Слон, как, видимо, называли в узких кругах молодого ликтора, удерживающего за волосы раба, не обратил на слова товарища никакого внимания. Раб в его руках начал давиться собственной кровью, которая полилась из носа ручьем, поперхнулся, закашлялся. Юлий наконец-таки отпустил руку, сжимающую волосы несчастного, а потом зачем-то вдруг одним махом перерезал веревку, которой были перевязаны руки бедолаги. Восставший тут же схватился за нос руками и тяжело застонал. Слон дал рабу некоторое время на то, чтобы прийти в себя, а потом с каким-то остервенением схватил руку восставшего, потянул ее на себя, заваливая бедолагу наземь, и с силой вдавил кинжал в палец перепуганного до смерти раба.
Юлий принялся что-то нашептывать на ухо несчастному рабу, поэтому Крассовский, который находился на некотором расстоянии от происходящего, не мог разобрать ничего, кроме бессвязного набора шипящих звуков. Однако подходить ближе, чтобы расслышать то, о чем говорит Слон, отчего-то не хотелось. Во многом потому, что, даже не договорив и не дав ничего сказать пленному, Юлий Порций вдруг пригвоздил ладонь пленника к земле кинжалом, будто гвоздем, вонзив его по самую рукоять. Он обнажил меч, один за другим отрезал все пальцы на руке несчастного раба, который закричал благим матом, видя, как его пальцы падают наземь, а из ран льется кровь. Слон, которому происходящее приносило явное удовольствие, тут же оторвал кусок от своей тоги и затолкал получившийся кляп в рот пленнику. Другим куском он перемотал рабу руку. При виде жестокой сцены насилия двое пленников тут же потеряли сознание. Слон подскочил на ноги и тут же перерезал им горло. Молча, не пытаясь привести пленников в чувство.
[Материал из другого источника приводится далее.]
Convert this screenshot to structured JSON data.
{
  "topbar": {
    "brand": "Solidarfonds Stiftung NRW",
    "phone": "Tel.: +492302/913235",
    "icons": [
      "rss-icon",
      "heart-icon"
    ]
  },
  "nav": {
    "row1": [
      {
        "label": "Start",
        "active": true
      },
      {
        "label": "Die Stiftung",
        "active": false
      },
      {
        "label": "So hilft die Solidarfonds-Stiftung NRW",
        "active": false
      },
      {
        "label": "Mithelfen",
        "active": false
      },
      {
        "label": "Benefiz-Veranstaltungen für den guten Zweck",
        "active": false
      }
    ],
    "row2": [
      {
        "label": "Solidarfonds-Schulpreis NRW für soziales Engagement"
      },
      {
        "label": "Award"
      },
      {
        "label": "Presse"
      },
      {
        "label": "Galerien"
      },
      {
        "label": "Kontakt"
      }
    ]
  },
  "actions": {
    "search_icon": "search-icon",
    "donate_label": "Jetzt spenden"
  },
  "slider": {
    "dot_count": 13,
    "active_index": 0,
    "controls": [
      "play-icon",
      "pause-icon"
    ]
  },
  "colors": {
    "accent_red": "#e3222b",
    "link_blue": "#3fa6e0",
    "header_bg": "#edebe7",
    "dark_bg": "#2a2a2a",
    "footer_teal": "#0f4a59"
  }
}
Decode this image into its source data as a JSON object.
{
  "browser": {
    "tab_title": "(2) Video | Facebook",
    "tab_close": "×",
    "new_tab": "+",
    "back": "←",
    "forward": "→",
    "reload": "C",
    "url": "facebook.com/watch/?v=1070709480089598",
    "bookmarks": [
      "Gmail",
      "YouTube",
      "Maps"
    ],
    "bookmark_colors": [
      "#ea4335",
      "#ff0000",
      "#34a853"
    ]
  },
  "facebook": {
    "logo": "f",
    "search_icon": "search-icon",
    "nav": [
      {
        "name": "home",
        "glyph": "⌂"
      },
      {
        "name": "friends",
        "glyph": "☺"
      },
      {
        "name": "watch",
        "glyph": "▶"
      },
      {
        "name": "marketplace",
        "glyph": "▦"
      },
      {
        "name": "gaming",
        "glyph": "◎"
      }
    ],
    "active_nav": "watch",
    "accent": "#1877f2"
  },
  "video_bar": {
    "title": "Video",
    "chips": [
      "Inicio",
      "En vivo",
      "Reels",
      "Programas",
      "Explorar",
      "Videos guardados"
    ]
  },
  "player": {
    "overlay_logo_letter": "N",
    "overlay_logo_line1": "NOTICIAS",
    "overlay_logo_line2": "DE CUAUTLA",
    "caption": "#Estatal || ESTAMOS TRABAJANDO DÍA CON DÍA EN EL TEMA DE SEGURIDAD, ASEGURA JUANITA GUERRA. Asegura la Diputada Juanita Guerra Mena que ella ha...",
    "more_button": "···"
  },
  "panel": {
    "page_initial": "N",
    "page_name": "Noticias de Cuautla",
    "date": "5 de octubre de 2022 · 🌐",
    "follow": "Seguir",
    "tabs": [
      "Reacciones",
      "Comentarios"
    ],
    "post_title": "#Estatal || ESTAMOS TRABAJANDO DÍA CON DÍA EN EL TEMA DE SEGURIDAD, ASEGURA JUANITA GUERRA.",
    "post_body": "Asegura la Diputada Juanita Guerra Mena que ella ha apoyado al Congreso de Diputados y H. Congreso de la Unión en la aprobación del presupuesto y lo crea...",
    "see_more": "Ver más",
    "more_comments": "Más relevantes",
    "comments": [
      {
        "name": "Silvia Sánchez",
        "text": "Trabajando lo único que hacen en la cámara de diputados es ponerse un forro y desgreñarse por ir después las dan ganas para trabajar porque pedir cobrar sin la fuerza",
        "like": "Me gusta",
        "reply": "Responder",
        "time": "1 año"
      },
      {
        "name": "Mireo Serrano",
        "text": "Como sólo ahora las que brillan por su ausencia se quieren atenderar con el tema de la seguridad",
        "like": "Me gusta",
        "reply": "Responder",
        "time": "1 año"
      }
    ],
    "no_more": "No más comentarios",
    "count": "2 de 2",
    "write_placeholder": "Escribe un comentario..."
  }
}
Крассовский, к горлу которого подкатил ком, повернулся к Лицию Фросту и с трудом выдавил из себя:
– Мне надо знать, где Спартак, что он вытворяет…
– Он знает, что делает, – усмехнулся Фрост.
– Осталось всего семь человек! – возмутился олигарх.
Лиций Фрост не посчитал нужным отвечать. Марк Робертович замолчал и поправил тряпку, которой прижимал набухший нос. Юлий Порций, успевший жестоко расправиться с тремя пленниками, подошел к четвертому, который смотрел на охранника с нескрываемым ужасом во взгляде.
– Где Спартак? – коротко спросил Слон.
– Не убивайте меня, я… – Раб не успел договорить, потому что меч Слона, которым он только что умело расправился с двумя потерявшими сознание пленниками, теперь разрезал горло еще одному бедолаге, который завалился на бок, уставившись пустыми, уже ничего не выражающими глазами на своего обидчика.
Крассовский стиснул зубы и, теряя выдержку, переступил с ноги на ногу. Юлий Порций взял паузу, прежде чем подошел к следующему пленному. Он оглядел проделанную работу, с надменным выражением на лице вытер кровь с кинжала и меча, после чего принялся медленно водить лезвием меча о лезвие кинжала, издавая противный скрежещущий звук. Кожа раба покрылась мурашками. Желваки на его скулах ходили, на лице запечатлелась боль. Пленным оказался один из двух гладиаторов, тех самых, которые устроили накануне дебош. Слон спрятал свой меч в ножны и склонился над гладиатором. Похлопал ладонью его по щеке.
Утихли легионеры, отвешивающие колкие шуточки в адрес друг друга и пленников. Самодовольно скрестив руки на груди, за происходящим наблюдали ликторы во главе с Лицием Фростом. На холме, где происходило все это действо, повисло молчание, поэтому Крассовский отчетливо сумел расслышать слова Слона, после того как боец разрезал пленнику веревку и освободил затекшие руки.
– Я расскажу тебе, что будет сейчас. Да? Ты готов слушать? – Понимая, что от гладиатора можно ожидать чего угодно, Слон приставил кончик кинжала к его шее. Вдавил его, проколов кожу, из ранки потекла тонкая струйка крови.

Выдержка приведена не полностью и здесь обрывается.